Two New Members of the UNU-GEST Research Team

3 October 2018
Dr. Jón Ingvar Kjaran and Dr. Thomas Brorsen Smidt
Dr. Jón Ingvar Kjaran and Dr. Thomas Brorsen Smidt

One of the core strategies of UNU-GEST is the multidisciplinary approach adopted to promote gender equality and social well-being through high-quality, collaborative and policy-relevant research. To this end, the UNU-GEST programme is happy to welcome Dr. Jón Ingvar Kjaran and Dr. Thomas Brorsen Smidt to the research team.

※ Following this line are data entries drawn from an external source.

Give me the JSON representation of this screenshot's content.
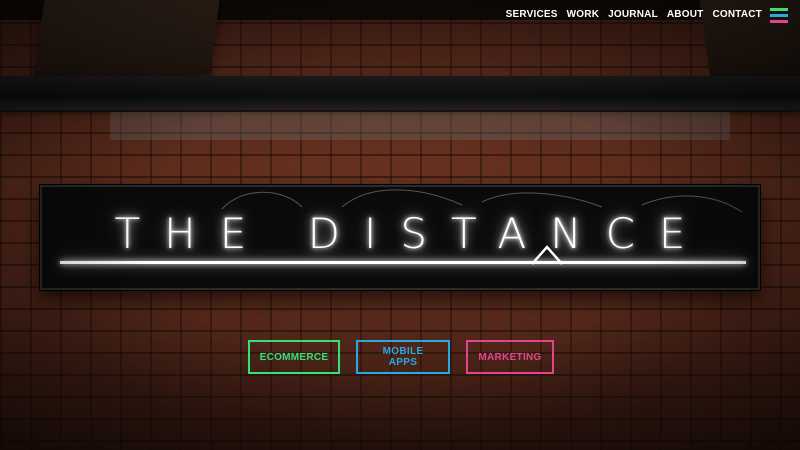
{
  "nav": {
    "items": [
      "SERVICES",
      "WORK",
      "JOURNAL",
      "ABOUT",
      "CONTACT"
    ],
    "menu_icon": "hamburger-icon",
    "menu_colors": [
      "#33e07a",
      "#2aa8e0",
      "#e0468c"
    ]
  },
  "hero": {
    "sign_text": "THE DISTANCE"
  },
  "cta": {
    "ecommerce_label": "ECOMMERCE",
    "ecommerce_color": "#33e07a",
    "mobile_label": "MOBILE APPS",
    "mobile_color": "#2aa8e0",
    "marketing_label": "MARKETING",
    "marketing_color": "#e0468c"
  }
}
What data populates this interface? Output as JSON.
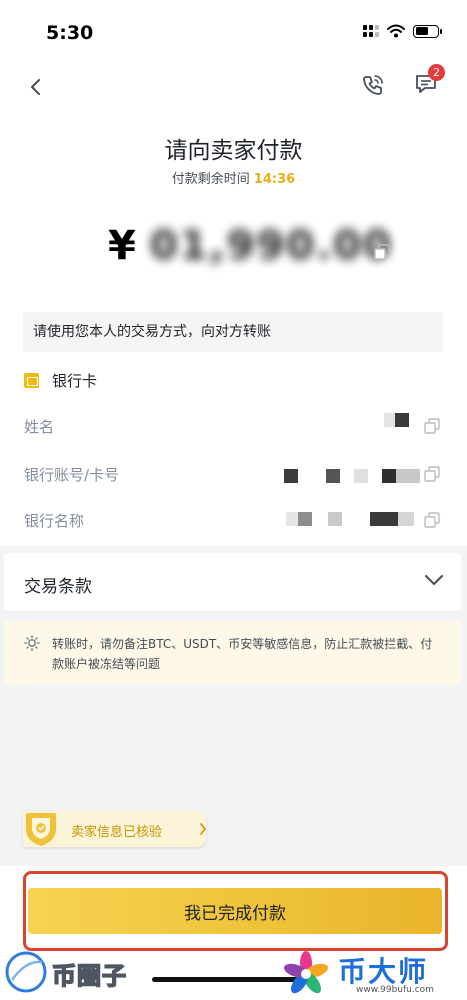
{
  "status_bar": {
    "time": "5:30"
  },
  "header": {
    "unread_count": "2",
    "title": "请向卖家付款",
    "countdown_label": "付款剩余时间",
    "countdown_value": "14:36"
  },
  "amount": {
    "currency_symbol": "¥",
    "value_obscured": "¥1,990.00"
  },
  "notice": "请使用您本人的交易方式，向对方转账",
  "payment_method": {
    "icon": "bank-card-icon",
    "label": "银行卡"
  },
  "fields": [
    {
      "label": "姓名"
    },
    {
      "label": "银行账号/卡号"
    },
    {
      "label": "银行名称"
    }
  ],
  "terms": {
    "label": "交易条款"
  },
  "warning": {
    "text": "转账时，请勿备注BTC、USDT、币安等敏感信息，防止汇款被拦截、付款账户被冻结等问题"
  },
  "verified_badge": {
    "label": "卖家信息已核验"
  },
  "actions": {
    "complete_label": "我已完成付款"
  },
  "watermarks": {
    "left": "币圈子",
    "right": "币大师",
    "right_url": "www.99bufu.com"
  },
  "colors": {
    "accent_yellow": "#F0B90B",
    "countdown": "#E9B016",
    "badge_red": "#E33B3B",
    "highlight_frame": "#D8452E",
    "watermark_blue": "#1E6FD9"
  }
}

Dr. Kjaran is an Associate Professor at the School of Education, Faculty of Diversity and Education, University of Iceland. His research focus is on gender equality, sexuality, ethnicity, sociology of education, and gender violence. He is currently working on research on perpetrators’ experiences of violence as well as research on the intersection of sexuality and gender in schools. Moreover, he is working on a book about same-sex desire in post-revolutionary Iran, which will be published by Palgrave Macmillan in spring 2019. In 2017, Palgrave Macmillan published his book Constructing Sexualities and Gendered Bodies in School Spaces; which is based on his ethnographic research in Icelandic high schools and which sheds light on how sexuality and gender intersect in producing heteronormativity within the school system in Iceland. Apart from heading the research development of the UNU-GEST programme,  Dr. Kjaran will also serve as the Deputy Director of the UNU-GEST programme.

Dr. Smidt graduated with a PhD in Gender Studies from the University of Iceland in 2018. His research interests centre on gender in relation to higher education and work-life balance issues as well as to feminism, sexual politics, migration and queer theory. Before joining UNU-GEST, Dr. Smidt worked as a researcher in the cross-national research project GARCIA under the European 7th Framework programme.

Both Dr. Kjaran and Dr. Smidt have been involved with the UNU-GEST studies programme for a number of years both as instructors and supervisors of final assignments. 

The UNU-GEST research programme is run in collaboration with the EDDA Research Center at the University of Iceland. Our two new team members will continue the UNU-GEST research mission to influence policy and debate over gender equality by disseminating new knowledge to policy-makers as well as in peer-reviewed academic journals and at conferences.